Que pensez-vous des dernières déclarations de Jean-Claude Juncker ?
Son argumentaire est fondé sur le bon sens. Les milliers de personnes qui fuient chaque jour la Syrie où elles se font massacrer ne sont évidemment pas assimilables aux terroristes qui se réclament de l’organisation de l’état islamique.
Il y a aujourd’hui un effet d’aubaine, dont certains acteurs politiques se sont déjà saisis.

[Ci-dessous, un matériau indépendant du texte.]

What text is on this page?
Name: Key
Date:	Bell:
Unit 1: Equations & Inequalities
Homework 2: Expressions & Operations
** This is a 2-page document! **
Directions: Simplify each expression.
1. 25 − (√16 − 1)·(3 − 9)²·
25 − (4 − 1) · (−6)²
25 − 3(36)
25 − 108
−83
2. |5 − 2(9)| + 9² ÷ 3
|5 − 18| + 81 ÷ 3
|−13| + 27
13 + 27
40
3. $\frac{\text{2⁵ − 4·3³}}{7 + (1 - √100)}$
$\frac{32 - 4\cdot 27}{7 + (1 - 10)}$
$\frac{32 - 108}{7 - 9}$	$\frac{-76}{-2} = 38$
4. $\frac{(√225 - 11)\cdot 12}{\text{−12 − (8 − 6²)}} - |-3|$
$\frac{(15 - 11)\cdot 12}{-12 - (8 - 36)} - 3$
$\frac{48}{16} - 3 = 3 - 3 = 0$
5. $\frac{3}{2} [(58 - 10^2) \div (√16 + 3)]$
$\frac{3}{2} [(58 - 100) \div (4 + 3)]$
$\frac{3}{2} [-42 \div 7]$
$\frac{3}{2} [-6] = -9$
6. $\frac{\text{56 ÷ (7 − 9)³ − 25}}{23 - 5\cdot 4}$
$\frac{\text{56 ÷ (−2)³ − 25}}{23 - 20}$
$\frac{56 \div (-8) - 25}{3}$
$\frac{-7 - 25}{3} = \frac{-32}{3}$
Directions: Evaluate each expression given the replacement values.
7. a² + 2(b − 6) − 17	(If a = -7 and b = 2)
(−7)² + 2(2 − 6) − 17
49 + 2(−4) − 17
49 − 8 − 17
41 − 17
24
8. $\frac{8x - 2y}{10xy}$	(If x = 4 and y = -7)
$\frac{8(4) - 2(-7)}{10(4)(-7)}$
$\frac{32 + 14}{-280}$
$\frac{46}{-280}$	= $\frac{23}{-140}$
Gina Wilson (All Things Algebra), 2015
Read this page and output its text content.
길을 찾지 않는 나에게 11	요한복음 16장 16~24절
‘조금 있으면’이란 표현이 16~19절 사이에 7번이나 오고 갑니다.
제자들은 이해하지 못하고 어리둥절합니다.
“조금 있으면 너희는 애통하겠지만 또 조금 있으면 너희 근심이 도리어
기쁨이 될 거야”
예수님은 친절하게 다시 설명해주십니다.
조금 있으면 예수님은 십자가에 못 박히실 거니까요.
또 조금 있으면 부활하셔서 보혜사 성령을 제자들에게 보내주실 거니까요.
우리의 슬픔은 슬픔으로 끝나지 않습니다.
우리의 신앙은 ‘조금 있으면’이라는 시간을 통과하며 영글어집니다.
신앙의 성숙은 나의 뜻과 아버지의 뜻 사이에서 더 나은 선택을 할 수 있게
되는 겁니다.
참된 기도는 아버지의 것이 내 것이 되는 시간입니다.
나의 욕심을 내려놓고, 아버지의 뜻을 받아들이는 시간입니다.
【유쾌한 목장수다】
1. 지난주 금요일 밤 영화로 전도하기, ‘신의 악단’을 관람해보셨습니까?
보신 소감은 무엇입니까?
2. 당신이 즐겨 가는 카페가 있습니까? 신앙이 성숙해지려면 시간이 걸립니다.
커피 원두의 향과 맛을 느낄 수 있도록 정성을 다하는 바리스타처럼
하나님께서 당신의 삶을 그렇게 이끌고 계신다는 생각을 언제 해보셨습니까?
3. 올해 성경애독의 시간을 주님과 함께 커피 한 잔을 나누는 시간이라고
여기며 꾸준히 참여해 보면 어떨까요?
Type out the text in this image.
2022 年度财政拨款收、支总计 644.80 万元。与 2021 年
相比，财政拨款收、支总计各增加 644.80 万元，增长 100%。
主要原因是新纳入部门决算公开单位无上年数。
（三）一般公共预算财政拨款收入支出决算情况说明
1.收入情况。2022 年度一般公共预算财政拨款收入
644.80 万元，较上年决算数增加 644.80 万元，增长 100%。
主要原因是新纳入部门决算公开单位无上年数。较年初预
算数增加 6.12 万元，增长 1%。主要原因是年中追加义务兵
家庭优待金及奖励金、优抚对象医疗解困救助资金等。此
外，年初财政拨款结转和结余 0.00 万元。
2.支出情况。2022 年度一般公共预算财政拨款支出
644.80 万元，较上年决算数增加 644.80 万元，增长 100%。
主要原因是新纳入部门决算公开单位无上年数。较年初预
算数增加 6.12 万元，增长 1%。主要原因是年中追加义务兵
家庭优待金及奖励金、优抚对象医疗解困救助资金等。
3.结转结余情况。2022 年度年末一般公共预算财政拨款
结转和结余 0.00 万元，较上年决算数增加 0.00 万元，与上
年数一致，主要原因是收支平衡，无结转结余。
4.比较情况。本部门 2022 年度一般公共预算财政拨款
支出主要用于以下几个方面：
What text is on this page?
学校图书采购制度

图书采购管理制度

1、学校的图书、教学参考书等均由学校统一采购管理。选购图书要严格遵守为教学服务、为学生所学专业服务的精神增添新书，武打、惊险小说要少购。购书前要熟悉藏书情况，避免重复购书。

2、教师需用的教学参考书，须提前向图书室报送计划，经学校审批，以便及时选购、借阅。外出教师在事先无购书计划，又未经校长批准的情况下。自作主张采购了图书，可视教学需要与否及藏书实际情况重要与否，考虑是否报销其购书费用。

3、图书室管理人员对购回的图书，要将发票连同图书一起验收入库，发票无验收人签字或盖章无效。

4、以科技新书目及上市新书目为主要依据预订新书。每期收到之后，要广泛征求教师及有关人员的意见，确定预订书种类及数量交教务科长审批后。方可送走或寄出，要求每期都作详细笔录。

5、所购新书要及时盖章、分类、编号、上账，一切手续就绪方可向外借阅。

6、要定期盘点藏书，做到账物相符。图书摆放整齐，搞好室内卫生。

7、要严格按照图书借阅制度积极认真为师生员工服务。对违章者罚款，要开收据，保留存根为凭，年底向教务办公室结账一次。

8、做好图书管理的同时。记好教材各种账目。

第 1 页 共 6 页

En attestent les déclarations de Nicolas Sarkozy ou celles, moins subtiles, des Polonais notamment. Quelques hommes et femmes politiques s’emparent de ces événements tragiques pour établir un lien entre le problème du terrorisme et la problématique des réfugiés, ce qui n’a pas lieu d’être.
Faut-il s’attendre après ces attentats à un durcissement de l’accueil des migrants en Europe ?
Assurément, la gravité et la violence des événements vont conduire à un raidissement extrême à l’égard des migrants. Par rapport aux attentats de janvier, il y a ici une racine extérieure, directement liée à ce qui se passe actuellement en Syrie. Les rangs de ceux qui s’opposent à l’accueil des réfugiés syriens risquent donc de grossir. Des jours très difficiles s’annoncent pour ceux qui sont sur les routes à l’approche de l’hiver. On va au-devant d’une catastrophe humanitaire.
Les responsables politiques européens n’ont pas voulu « parler vrai » à leurs opinions publiques. Ils ont tenu un discours lénifiant, de sorte qu’on a cru que les attentats, c’était pour les autres. Mais il ne faut pas oublier qu’aujourd’hui, va de pair avec la libre circulation des personnes la libre circulation de la violence.
Faut-il alors pointer une défaillance de l’Europe ?
Il faut relever une incapacité non pas de l’Europe mais des Etats membres dans la gestion du flux des réfugiés. Si l’Europe avait été à la hauteur de ce défi en suivant, répertoriant et répartissant les personnes, ça aurait peut-être été différent. Dans ce sens-là, il y a quelque part un lien avec la crise des réfugiés. On se retrouve avec des gens qui « se baladent » sur le territoire européen alors qu’ils ne le devraient pas.
Mais on ne peut pas stigmatiser l’Europe et son mode de fonctionnement. Reste aujourd’hui à savoir si le passeport syrien retrouvé près du corps d’un des terroristes est bien celui du kamikaze. Mais quoi qu’il en soit, l’individu a été enregistré en Grèce, puis Serbie : il a tout de même été tracé. L’Europe est un bouc émissaire facile, mais il est vrai que des efforts doivent être faits sur le terrain de la coopération européenne.